Wastewater-based surveillance (WBS) is an emerging tool for monitoring the spread of infectious diseases, such as SARS-CoV-2, in community settings. Environmental factors, including water quality parameters and seasonal variations, may influence the prevalence of viral particles in wastewater. This study aims to explore the relationships between these factors and the incidence of SARS-CoV-2 across 28 monitoring sites, spanning different seasons and water strata. Samples were collected from 28 sites, accounting for seasonal and spatial (surface and intermediate water layers) variations.

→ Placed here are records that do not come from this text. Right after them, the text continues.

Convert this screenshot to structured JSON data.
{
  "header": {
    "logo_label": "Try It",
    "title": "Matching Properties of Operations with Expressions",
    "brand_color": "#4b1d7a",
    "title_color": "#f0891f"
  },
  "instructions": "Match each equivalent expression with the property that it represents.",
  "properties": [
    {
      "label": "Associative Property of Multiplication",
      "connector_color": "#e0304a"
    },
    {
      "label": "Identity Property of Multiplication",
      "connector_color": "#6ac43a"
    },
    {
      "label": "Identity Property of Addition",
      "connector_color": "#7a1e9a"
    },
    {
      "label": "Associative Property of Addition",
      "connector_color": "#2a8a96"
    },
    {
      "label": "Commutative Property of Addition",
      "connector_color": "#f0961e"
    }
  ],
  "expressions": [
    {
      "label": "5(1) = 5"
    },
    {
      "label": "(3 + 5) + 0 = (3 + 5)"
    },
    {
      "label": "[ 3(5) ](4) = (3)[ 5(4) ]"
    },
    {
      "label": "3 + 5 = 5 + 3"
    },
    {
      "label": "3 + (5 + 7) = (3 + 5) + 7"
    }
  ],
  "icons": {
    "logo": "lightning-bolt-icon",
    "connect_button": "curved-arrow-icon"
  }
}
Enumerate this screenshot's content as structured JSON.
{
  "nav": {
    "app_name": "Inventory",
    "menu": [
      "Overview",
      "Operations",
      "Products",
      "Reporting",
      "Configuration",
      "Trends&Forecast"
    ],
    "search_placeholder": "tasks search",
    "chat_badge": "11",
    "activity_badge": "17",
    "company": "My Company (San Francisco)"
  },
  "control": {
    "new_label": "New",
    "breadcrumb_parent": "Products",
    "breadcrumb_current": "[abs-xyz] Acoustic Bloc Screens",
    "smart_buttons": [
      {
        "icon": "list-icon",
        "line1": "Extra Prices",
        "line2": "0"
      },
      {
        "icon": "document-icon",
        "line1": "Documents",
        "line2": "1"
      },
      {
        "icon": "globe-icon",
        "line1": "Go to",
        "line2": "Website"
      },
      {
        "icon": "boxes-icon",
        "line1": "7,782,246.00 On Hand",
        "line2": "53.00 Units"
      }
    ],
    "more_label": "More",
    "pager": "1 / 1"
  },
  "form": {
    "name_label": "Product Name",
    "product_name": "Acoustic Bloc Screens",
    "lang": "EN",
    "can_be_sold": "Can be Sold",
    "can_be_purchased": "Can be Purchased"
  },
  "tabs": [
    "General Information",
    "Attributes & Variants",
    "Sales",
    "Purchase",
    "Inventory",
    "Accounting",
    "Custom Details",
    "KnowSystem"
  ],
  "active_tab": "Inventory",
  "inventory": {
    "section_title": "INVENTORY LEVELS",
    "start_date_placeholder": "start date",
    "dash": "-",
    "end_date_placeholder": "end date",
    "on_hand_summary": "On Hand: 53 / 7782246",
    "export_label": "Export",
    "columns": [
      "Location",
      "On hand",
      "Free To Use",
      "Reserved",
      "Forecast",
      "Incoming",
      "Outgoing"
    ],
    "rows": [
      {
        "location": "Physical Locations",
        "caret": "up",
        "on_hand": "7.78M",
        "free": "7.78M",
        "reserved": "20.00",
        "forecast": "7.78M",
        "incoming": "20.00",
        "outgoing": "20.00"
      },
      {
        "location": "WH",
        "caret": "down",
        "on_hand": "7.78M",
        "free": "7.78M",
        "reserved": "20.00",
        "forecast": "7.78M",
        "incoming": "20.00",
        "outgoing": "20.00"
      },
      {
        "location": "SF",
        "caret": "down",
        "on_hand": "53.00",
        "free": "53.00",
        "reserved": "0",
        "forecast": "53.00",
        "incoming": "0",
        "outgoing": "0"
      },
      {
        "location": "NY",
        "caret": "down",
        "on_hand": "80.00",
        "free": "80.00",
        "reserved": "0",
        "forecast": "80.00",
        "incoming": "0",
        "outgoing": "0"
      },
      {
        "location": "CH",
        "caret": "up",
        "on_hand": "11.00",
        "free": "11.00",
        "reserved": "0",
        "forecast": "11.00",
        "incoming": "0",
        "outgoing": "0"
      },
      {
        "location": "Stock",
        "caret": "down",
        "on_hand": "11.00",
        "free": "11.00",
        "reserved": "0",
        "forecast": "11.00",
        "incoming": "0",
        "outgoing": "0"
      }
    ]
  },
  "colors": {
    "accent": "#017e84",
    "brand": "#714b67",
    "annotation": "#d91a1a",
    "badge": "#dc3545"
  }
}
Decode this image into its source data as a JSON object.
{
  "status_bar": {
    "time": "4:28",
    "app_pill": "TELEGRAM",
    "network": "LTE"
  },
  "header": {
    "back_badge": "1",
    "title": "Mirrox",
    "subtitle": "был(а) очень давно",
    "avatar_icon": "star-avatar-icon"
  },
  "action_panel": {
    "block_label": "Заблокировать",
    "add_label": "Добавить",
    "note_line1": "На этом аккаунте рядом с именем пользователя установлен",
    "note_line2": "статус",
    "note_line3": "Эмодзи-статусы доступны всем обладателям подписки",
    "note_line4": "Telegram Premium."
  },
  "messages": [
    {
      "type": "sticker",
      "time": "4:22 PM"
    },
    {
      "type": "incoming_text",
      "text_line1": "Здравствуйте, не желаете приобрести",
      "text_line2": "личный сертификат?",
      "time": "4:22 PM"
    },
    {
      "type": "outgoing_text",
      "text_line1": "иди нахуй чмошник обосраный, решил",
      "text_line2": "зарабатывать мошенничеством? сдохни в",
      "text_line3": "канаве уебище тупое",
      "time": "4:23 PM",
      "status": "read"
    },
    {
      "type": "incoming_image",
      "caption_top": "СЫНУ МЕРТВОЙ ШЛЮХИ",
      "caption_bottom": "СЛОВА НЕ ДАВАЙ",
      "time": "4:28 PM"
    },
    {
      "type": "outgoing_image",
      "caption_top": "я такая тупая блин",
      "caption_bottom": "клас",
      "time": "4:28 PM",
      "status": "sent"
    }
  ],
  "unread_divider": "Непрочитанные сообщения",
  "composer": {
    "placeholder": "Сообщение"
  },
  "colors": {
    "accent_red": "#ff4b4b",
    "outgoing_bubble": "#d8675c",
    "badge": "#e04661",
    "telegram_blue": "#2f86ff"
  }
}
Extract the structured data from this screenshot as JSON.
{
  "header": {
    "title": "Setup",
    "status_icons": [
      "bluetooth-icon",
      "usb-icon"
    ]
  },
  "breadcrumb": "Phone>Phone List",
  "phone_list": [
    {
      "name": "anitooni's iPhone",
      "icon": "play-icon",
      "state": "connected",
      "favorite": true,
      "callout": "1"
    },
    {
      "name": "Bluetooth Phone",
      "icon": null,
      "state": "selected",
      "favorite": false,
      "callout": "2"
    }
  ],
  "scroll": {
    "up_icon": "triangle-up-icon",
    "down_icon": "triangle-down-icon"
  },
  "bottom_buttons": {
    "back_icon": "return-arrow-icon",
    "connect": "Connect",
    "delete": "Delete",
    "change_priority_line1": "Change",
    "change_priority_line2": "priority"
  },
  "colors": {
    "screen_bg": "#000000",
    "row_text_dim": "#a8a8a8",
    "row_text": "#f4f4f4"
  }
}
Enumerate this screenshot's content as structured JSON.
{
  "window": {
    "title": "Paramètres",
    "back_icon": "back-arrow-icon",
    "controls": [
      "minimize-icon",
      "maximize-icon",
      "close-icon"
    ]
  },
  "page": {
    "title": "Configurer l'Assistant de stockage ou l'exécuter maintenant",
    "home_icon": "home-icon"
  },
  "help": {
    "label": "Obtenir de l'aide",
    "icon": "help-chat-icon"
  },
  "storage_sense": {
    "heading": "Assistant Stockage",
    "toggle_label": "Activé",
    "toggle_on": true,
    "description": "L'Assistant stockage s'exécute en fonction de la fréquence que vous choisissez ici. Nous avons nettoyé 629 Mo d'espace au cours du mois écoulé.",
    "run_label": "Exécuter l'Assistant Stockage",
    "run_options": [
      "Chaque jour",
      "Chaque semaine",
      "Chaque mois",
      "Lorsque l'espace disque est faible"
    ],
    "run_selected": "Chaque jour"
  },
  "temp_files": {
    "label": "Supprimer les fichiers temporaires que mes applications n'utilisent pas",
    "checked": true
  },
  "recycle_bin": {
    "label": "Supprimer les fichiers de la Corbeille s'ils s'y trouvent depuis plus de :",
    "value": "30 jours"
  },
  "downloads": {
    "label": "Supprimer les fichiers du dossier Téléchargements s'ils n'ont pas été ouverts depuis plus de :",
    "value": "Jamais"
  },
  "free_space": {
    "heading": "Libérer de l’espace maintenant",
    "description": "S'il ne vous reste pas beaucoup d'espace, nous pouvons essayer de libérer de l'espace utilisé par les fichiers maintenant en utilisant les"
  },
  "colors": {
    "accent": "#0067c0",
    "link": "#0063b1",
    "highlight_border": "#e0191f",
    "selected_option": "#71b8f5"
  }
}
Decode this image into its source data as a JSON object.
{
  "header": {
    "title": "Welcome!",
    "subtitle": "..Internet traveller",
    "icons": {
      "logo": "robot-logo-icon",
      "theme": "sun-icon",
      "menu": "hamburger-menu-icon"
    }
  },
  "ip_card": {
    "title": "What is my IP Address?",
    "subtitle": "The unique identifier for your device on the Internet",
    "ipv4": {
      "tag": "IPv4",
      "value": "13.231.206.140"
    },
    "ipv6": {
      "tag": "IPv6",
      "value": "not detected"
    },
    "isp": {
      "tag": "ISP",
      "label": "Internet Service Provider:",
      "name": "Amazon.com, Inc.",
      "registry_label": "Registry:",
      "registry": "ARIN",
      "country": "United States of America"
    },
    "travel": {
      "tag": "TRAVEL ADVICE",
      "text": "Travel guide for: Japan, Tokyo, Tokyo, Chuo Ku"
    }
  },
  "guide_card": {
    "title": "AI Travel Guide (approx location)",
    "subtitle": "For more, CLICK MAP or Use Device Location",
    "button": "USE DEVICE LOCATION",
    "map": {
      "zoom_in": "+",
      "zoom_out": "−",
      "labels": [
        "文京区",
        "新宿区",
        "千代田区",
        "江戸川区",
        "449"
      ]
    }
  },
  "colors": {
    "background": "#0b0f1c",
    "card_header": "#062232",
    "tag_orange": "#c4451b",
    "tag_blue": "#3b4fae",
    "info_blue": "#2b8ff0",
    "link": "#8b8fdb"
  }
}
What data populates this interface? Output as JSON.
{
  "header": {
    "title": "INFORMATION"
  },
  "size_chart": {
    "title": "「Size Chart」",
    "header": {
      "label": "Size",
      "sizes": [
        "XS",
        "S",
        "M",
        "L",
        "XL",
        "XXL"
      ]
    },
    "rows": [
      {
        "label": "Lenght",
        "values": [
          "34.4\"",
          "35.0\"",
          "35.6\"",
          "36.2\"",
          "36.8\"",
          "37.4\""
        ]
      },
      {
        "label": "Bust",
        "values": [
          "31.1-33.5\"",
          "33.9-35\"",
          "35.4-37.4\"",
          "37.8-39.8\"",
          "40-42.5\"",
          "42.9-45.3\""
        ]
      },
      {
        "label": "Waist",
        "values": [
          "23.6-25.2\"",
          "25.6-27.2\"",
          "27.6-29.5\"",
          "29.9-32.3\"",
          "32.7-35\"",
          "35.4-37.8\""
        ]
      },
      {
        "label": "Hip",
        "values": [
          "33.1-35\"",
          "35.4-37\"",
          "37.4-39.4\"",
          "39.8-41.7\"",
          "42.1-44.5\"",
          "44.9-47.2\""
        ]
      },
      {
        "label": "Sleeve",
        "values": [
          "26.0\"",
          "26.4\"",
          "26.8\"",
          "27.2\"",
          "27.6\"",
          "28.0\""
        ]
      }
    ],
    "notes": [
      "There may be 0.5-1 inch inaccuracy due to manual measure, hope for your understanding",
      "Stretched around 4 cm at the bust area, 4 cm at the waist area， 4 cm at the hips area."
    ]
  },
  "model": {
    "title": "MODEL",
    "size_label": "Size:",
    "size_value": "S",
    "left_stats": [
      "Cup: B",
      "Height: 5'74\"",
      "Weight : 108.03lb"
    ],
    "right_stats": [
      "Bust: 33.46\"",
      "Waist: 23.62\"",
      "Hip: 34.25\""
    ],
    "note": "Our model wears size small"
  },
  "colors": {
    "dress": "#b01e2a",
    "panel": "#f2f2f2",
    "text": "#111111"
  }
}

Key physicochemical parameters, heavy metals, and minerals were measured, and viral presence was detected using RT-qPCR. After data preprocessing, correlation analyses identified 19 relevant environmental parameters. Unsupervised learning algorithms, including K-means and K-medoid clustering, were employed to categorize the data into four distinct clusters, revealing patterns of viral positivity and environmental conditions. Cluster analysis indicated that seasonal variations and water quality characteristics significantly influenced SARS-CoV-2 positivity rates. The four clusters demonstrated distinct associations between environmental factors and viral prevalence, with certain clusters correlating with higher viral loads in specific seasons. The clustering patterns varied across sample sites, reflecting the diverse environmental conditions and their influence on viral detection. The findings underscore the critical role of environmental factors, such as water quality and seasonality, in shaping the dynamics of SARS-CoV-2 prevalence in wastewater. These insights provide a deeper understanding of the complex interplay between environmental contexts and disease spread. By utilizing WBS and advanced data analysis techniques, this study offers a robust framework for future research aimed at enhancing public health surveillance and interventions.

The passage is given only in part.